Senti cosa diceva Diana in una parte del suo studio.’
Chiudendo gli occhi, le mani incrociate sotto il collo, come se stesse
pescando le parole da un testo che le scorreva davanti agli occhi,
cominciò a raccontare.
“Aghenor è un personaggio particolare;
tutti i maschi sono particolari, ma lui più degli altri.
E’ una miniera di ricordi e di pensieri .
Dopo la morte di Atrius suo padre aveva imparato a vivere solo, a far
grande tesoro del suo
passato.

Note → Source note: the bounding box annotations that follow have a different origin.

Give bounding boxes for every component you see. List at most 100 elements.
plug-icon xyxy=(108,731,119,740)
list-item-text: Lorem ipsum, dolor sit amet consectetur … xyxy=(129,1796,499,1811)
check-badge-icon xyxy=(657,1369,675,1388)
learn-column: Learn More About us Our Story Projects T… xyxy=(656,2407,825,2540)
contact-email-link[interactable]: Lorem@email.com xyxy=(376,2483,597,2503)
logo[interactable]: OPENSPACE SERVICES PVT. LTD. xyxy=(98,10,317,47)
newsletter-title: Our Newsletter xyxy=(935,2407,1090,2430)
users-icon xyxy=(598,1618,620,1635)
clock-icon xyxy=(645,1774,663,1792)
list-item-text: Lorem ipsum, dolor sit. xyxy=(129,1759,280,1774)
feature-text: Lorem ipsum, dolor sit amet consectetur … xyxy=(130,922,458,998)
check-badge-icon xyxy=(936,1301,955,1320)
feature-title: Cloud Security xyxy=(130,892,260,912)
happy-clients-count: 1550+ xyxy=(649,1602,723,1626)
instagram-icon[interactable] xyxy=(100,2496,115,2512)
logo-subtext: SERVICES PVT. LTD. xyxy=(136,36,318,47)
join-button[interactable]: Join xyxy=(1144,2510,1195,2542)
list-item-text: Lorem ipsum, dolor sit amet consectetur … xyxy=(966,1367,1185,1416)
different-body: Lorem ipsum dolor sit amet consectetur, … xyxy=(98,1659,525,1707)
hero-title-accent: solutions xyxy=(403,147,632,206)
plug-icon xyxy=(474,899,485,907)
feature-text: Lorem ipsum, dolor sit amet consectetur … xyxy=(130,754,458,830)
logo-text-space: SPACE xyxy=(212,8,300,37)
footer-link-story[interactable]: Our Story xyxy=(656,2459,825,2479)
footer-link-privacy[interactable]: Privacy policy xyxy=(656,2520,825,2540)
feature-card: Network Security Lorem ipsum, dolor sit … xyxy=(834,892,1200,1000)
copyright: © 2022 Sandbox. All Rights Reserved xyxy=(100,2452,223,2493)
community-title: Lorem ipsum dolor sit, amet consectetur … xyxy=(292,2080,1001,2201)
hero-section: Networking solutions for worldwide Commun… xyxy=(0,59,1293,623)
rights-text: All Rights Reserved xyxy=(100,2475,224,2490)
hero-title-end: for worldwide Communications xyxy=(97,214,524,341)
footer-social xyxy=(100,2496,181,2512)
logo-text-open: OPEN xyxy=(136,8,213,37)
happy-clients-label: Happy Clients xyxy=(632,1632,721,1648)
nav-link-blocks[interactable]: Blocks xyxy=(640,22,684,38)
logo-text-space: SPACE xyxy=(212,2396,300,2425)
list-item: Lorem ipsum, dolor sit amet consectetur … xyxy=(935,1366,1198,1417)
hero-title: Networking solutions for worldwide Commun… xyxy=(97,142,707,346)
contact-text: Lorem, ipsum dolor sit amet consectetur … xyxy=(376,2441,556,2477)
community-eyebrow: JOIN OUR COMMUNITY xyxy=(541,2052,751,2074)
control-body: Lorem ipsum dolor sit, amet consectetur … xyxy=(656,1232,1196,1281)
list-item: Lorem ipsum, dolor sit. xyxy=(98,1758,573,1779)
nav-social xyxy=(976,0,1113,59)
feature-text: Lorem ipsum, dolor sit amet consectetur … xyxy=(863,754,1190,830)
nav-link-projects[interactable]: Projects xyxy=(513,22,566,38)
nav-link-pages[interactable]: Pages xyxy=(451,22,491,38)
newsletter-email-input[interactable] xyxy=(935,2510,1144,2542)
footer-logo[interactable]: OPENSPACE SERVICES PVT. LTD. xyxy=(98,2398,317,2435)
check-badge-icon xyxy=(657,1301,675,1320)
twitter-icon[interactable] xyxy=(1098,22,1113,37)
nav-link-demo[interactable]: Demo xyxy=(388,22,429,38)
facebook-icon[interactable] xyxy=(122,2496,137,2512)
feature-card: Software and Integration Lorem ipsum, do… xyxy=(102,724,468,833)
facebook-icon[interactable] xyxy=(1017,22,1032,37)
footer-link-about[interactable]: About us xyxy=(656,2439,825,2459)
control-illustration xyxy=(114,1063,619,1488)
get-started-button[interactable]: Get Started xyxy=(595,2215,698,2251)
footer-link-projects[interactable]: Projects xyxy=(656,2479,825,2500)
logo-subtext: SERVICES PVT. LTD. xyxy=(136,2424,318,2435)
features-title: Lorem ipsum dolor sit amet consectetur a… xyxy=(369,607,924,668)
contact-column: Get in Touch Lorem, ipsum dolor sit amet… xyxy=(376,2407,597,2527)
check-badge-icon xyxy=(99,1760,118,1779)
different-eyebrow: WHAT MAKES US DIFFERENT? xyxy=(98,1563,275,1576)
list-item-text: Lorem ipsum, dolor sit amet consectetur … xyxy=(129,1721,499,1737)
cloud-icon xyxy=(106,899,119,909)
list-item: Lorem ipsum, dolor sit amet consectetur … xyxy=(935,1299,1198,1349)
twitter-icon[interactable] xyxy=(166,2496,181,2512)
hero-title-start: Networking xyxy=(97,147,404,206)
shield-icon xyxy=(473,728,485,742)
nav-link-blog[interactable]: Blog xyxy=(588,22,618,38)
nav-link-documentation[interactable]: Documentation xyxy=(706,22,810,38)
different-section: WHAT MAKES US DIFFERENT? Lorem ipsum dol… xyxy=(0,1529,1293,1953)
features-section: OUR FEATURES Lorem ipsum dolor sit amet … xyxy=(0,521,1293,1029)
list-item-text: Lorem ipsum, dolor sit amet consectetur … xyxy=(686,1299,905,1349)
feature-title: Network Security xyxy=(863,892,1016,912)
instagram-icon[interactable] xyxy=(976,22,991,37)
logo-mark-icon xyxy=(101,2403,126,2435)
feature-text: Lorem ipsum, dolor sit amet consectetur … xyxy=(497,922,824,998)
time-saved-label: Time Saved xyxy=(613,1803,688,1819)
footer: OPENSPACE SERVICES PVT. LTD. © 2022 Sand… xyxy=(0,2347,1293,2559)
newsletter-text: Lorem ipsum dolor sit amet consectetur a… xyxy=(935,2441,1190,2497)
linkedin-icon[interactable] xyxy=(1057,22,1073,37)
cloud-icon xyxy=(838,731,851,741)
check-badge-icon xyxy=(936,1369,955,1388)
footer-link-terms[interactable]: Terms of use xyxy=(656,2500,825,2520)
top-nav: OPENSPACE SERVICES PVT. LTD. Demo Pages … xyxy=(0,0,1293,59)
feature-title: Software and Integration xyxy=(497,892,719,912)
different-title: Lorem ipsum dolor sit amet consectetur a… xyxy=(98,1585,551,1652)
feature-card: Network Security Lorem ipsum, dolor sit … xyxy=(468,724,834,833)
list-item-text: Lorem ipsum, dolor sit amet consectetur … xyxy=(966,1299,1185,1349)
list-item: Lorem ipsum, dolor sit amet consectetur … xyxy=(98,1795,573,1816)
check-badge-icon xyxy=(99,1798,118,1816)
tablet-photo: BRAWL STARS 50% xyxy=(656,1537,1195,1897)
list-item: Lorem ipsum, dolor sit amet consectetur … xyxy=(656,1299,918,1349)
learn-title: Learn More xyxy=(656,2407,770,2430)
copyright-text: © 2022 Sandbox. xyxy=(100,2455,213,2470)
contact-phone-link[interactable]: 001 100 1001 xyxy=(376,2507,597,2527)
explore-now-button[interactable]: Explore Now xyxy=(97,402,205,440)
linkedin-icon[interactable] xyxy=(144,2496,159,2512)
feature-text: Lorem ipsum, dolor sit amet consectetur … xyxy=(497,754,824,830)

Aveva in testa ogni momento della sua vita; e non tanto come
ricordi precisi, ma proprio come modi di essere.
Era come se avesse dentro di se’, il vecchio e il bambino assieme.
La notte, sognava ancora come da piccolo
di volare a braccia aperte , come un uomo aliante.
Sentiva il brivido di infilarsi in valli strette e poi cabrare
verso la luce con il sole e l’aria in faccia e poi,
una volta atterrato, riviveva le emozioni di quando con una benda
sugli occhi correva sull’orlo di un ponte. “Così aumenti la capacità
di autocontrollo..” gli aveva sempre detto il padre Atrius.
Aghenor sapeva far venir fuori il bambino, che era dentro di lui, nei
momenti di grande gioia ed in quelli di grande tristezza; era un uomo
che forse non aveva un grande rispetto del suo aspetto esteriore, e delle cose di cui si circondava, ma ci teneva molto a
essere ed apparire bello dentro.
Diceva sempre, ...meglio essere un forziere incrostato e polveroso,
pieno di tesori, che non un sepolcro splendidamente imbiancato”
Katia interruppe la nonna tirandola per il braccio indicando
l’apertura della parete dalla quale la ragazza che avevano visto
all’esterno stava entrando.
La nonna riaprì gli occhi, come svegliata dolcemente dal sonno e, con
un leggero sorriso quasi di
compiacimento sulle labbra, accennò di si col capo.